Sep
18

David Reviews The Shield #1

Posted by on Friday, September 18th, 2009 at 02:00:25 PM

The Shield #1 cover
The Shield #1
“Kicking Down the Door pt. 1”
by Eric Trautmann & Marco Rudy
“Burning Inside pt. 1”
by Brandon Jerwa & Greg Scott

The first thing that struck me about this was how much it differed – in a good way – from J. Michael Straczynski’s lead-in that capped off his Red Circle series of one-shots. Where Straczynski combined the traditional Captain America super-soldier origin with stock scenes heavily inspired by Generation Kill and added on a layer of military conspiracy to tie it in with the other Red Circle stories, Trautmann creates an early-career super-soldier who isn’t fighting as morally convincing a war as Captain America was, and as a result, is forced to operate a bit more cynically.

And to be honest, that’s really what the book is – a modern-day early-career Captain America story, and it’s a distinction that means a surprising amount. Trautmann’s Joe Higgins is still idealistic enough to be sympathetic as a patriot DC superhero, while pragmatic enough that the book doesn’t descend into a series of polemics regarding the nature of the war on terror. The Shield’s environment is what it is, and he has no pretensions of changing it, just doing what he can to make it suck less for other people.

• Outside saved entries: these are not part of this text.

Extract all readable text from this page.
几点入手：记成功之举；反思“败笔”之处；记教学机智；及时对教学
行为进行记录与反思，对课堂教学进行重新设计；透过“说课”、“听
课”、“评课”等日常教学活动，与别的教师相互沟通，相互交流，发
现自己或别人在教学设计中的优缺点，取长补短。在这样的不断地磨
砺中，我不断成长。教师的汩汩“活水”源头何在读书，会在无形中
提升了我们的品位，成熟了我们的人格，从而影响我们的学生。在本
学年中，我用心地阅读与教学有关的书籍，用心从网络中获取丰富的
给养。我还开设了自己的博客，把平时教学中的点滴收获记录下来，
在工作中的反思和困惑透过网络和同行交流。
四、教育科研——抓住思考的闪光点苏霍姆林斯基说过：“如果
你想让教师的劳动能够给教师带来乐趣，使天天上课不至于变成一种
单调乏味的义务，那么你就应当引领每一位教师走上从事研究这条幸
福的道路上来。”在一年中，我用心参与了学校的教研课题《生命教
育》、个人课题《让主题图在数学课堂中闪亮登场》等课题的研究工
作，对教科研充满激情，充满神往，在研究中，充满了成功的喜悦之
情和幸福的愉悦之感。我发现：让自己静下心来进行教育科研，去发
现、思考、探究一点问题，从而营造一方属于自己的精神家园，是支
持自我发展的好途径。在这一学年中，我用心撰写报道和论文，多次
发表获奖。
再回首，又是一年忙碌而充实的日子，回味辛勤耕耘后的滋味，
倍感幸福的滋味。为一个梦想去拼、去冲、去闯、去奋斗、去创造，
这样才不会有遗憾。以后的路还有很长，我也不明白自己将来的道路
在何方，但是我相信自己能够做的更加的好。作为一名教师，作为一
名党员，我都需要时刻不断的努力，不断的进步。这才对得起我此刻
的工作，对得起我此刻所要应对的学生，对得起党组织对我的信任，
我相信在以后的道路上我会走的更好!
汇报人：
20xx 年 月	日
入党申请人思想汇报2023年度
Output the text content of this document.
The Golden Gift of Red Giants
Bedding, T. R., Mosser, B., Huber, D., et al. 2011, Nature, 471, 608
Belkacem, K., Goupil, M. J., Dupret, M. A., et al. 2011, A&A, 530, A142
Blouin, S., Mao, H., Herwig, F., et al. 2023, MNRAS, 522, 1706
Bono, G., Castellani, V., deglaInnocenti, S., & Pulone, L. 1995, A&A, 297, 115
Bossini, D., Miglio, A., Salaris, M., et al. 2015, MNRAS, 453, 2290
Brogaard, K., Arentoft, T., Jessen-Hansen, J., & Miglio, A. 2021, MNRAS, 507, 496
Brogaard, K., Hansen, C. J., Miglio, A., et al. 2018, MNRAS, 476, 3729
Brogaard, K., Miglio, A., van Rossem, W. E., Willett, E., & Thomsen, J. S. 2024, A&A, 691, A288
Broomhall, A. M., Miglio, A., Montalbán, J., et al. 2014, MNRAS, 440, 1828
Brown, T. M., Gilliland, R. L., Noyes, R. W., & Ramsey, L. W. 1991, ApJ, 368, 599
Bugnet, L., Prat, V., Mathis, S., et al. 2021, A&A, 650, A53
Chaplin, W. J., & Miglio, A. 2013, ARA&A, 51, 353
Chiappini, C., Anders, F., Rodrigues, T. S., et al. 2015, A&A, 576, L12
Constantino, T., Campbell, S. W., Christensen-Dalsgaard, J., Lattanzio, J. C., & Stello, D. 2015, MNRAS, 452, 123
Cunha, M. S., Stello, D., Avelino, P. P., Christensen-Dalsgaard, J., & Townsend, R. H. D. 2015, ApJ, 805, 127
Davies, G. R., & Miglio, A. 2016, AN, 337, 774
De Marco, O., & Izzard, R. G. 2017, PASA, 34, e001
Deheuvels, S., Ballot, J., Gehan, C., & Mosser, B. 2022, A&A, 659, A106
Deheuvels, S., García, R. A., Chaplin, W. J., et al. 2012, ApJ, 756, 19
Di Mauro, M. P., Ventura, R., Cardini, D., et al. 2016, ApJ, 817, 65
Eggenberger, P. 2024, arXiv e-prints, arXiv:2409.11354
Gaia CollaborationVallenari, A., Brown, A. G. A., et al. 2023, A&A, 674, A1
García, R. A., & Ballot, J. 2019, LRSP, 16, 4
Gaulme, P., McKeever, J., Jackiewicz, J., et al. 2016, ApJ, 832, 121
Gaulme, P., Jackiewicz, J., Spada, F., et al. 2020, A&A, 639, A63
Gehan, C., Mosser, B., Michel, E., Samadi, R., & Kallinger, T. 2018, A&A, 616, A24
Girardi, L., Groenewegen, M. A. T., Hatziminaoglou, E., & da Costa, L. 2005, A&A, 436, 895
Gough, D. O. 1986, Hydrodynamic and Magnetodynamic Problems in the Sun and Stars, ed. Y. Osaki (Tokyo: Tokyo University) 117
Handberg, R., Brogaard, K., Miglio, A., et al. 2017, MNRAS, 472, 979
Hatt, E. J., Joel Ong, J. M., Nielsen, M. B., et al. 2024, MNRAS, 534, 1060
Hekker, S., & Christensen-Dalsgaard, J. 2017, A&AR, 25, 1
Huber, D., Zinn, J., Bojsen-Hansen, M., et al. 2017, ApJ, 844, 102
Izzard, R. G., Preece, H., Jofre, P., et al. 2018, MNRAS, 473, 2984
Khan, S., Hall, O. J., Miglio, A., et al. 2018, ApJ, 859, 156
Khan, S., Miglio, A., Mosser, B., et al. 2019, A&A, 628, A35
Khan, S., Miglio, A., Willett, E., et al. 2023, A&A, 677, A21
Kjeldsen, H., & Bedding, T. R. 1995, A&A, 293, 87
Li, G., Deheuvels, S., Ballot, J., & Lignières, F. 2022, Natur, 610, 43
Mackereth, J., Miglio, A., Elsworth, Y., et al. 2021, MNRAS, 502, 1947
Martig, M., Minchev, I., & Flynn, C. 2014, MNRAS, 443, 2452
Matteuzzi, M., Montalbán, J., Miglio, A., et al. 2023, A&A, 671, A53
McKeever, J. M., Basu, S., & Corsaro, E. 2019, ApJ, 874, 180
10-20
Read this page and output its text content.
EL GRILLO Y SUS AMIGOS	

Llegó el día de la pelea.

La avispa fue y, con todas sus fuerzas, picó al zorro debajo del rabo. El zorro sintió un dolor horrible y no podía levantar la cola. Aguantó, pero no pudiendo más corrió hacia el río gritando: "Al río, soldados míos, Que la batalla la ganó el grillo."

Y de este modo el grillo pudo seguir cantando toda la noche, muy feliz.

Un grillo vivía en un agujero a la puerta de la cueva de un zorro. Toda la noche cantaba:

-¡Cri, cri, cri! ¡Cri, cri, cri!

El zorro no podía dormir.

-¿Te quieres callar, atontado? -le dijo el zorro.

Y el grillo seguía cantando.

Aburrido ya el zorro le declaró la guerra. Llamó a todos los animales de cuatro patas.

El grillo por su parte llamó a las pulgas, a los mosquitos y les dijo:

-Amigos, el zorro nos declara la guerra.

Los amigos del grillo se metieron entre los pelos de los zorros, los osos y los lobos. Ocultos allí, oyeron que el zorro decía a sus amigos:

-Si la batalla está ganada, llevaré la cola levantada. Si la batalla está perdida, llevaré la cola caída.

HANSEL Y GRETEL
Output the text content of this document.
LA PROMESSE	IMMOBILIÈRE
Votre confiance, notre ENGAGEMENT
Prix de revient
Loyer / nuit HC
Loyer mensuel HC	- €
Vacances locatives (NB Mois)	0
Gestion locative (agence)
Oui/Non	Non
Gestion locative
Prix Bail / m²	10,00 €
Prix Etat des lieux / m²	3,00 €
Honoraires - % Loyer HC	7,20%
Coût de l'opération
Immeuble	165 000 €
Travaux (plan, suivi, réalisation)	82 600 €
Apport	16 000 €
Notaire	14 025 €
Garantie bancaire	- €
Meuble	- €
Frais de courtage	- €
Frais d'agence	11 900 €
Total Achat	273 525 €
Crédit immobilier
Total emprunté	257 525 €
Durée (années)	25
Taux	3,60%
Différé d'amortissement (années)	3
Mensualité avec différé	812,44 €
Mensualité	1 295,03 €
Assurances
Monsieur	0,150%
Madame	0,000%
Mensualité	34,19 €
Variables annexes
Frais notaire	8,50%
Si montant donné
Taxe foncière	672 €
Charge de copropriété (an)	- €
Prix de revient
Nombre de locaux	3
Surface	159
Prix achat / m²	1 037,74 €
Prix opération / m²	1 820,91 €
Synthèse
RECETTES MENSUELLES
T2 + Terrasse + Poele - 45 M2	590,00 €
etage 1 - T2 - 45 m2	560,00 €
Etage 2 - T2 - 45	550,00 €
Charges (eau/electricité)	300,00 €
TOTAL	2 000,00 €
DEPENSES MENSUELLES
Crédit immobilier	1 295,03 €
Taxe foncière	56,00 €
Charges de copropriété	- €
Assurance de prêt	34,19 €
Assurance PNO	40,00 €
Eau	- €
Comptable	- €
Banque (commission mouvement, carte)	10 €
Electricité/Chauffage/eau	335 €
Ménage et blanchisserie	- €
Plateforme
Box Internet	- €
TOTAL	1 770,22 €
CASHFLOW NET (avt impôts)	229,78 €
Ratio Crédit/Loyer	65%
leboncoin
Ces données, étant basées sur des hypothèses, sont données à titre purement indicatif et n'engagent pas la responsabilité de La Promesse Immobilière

Marco Rudy’s art job is definitely taking a star turn here – there’s a lot of J.H. Williams III inspiration (one that DC seems to acknowledge and encourage, considering they gave him early JHW3 inker Mick Gray), particularly with the panel layouts and the use of geometric shapes and circuitry to accentuate the actual storytelling. When you’re in year two of your career with the Big Two, there are far worse artists to be taking inspiration from, and I look forward to seeing how Rudy develops in the coming years (his storytelling is already considerably more adventurous than his probably rushed work on Final Crisis). In all, what Trautmann and Rudy are setting a strong foundation for a bunch of stories, and although Straczynski’s conspiracy from the original Red Circle stories must have to return at some point, I’ve got faith in this creative team to freshen it up from JMS’s rather hackneyed approach.

The Inferno backup by Brandon Jerwa and Greg Scott has more immediate ties to the overall Red Circle story and makes it clear that these ongoing series are going to remain at least somewhat related. It continues from the end of Inferno’s oneshot way more directly than Shield did from its own, and the fact that it keeps one-shot artist Greg Scott certainly adds a lot to that feeling of continuity. It’s entertaining enough – so far, a fairly standard amnesiac-fugitive story with a few superhuman twists – but while it doesn’t impress as main story, the extra buck you’re spending on this doesn’t feel like a rip-off either. And it’s only ten pages, so there’s certainly ample room for improvement. I’ve never read Jerwa’s work before, since I tend to perhaps unfairly stigmatize licensed material (I really couldn’t care about Battlestar Galactica or G.I. Joe comics), but he’s solid enough here that I won’t skip this in the future. In short, I was really happy paying four dollars for this. It’s a lot of relatively new talent going as wild as they can within the admittedly pretty tight editorial constraints, but it’s a smart, pretty and entertaining read with a lot of potential. I just hope it doesn’t get canceled within six issues.